There's a lot more to this long novel, not least its subtlety of structure and its deep understanding of the revolutionary impulse. Characters act selflessly or selfishly, and sometimes good results, and sometimes bad. At key moments one hardly knows who is right, who is wrong, or even whether such categorical alternatives may be appropriate. Nearly everyone in the book betrays the Iron Council in one way or another -- or becomes its martyr. As one highly ambiguous figure asserts: History "is all full. And dripping. With the corpses. Of them who trusted the incorruptible."
This, then, is a gripping political novel set in a fantastic other-world. But it is almost equally fantastic in its prose, combining blunt-hammered sentences and sentence fragments with an astonishingly arcane diction.
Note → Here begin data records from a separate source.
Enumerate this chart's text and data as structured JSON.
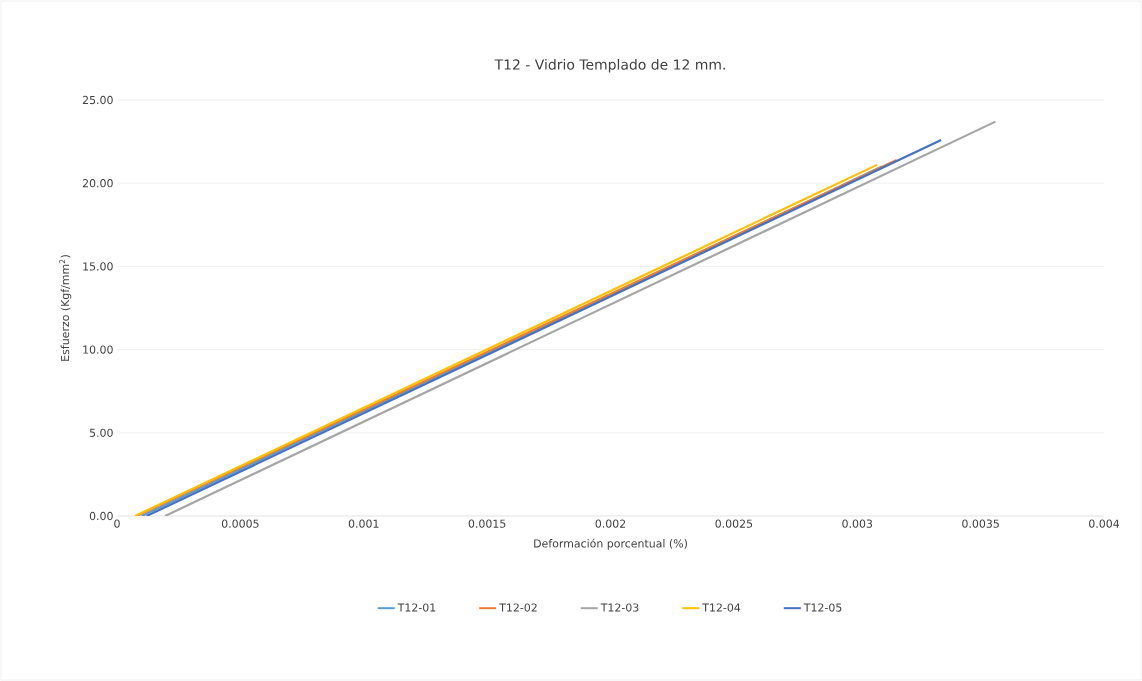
{
  "chart_data": {
    "type": "line",
    "title": "T12 - Vidrio Templado de 12 mm.",
    "xlabel": "Deformación porcentual (%)",
    "ylabel": "Esfuerzo (Kgf/mm$^{2}$)",
    "series": [
      {
        "name": "T12-01",
        "color": "#5b9bd5",
        "x": [
          0.0001,
          0.0031
        ],
        "values": [
          0,
          21.0
        ]
      },
      {
        "name": "T12-02",
        "color": "#ed7d31",
        "x": [
          8e-05,
          0.00316
        ],
        "values": [
          0,
          21.4
        ]
      },
      {
        "name": "T12-03",
        "color": "#a5a5a5",
        "x": [
          0.000195,
          0.00356
        ],
        "values": [
          0,
          23.7
        ]
      },
      {
        "name": "T12-04",
        "color": "#ffc000",
        "x": [
          7.3e-05,
          0.00308
        ],
        "values": [
          0,
          21.1
        ]
      },
      {
        "name": "T12-05",
        "color": "#4472c4",
        "x": [
          0.00012,
          0.00334
        ],
        "values": [
          0,
          22.6
        ]
      }
    ],
    "xlim": [
      0,
      0.004
    ],
    "xticks": [
      0,
      0.0005,
      0.001,
      0.0015,
      0.002,
      0.0025,
      0.003,
      0.0035,
      0.004
    ],
    "ylim": [
      0,
      25
    ],
    "yticks": [
      {
        "value": 0,
        "label": "0.00"
      },
      {
        "value": 5,
        "label": "5.00"
      },
      {
        "value": 10,
        "label": "10.00"
      },
      {
        "value": 15,
        "label": "15.00"
      },
      {
        "value": 20,
        "label": "20.00"
      },
      {
        "value": 25,
        "label": "25.00"
      }
    ],
    "grid": "y",
    "legend": "bottom",
    "marker": "none",
    "line_style": "solid"
  }
}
For good or ill, Miéville sometimes sounds as if his vocabulary derives from a dictionary, and he is certainly a writer who would make even Vladimir Nabokov and Alexander Theroux reach for theirs. Gnathic, striae, unguligrade, indurate, ontic, pavonine -- all good words, but indicative of a fearless, even a dandy, stylist. Many descriptive passages achieve a kind of fustian poetry: "People came back who had become gnawed by the radula of impossibly fast vermiform predators." Eventually, one recognizes the strange beauty of Miéville's uncompromising diction, but it may take a little time.
And just as the reader must be willing to glory in Miéville's idiosyncratic English, so too must one rejoice in his zoological and technological inventiveness. Listen to his description of some of the Remade:
"Here a crawling man spiral-shelled in iron and venting smoke. Here a woman working, because there are women among the Remade, a woman become a guttered pillar, her organic parts like afterthoughts. A man -- or is it a woman? -- whose flesh moves with tides, with eructations like an octopus. People with their faces relocated, bodies made of iron and rubber cables, and steam-engine arms, and animal arms, and arms that are body-length pistons on which the Remade walk, their legs replaced with monkey's paws so they reach out from below their own waists."
In his visionary fiction Miéville creates, with god-like fecundity, khepri women with insect heads, the handlinger parasites who take over their hosts and give them supernatural powers, helmets that allow one to pierce the fabric of space, golems made of clay or air or time itself, and haints and stiltspears and borinatch, monks who must lose something of themselves each time they commune with their deity, and, not least, the uncanny Cacotopic Stain, where a rip in the universe has allowed a mutant leakage into our world. In myriad ways, China Miéville's New Crobuzon is an unweeded garden of unearthly delights, and Iron Council a work of both passionate conviction and the highest artistry.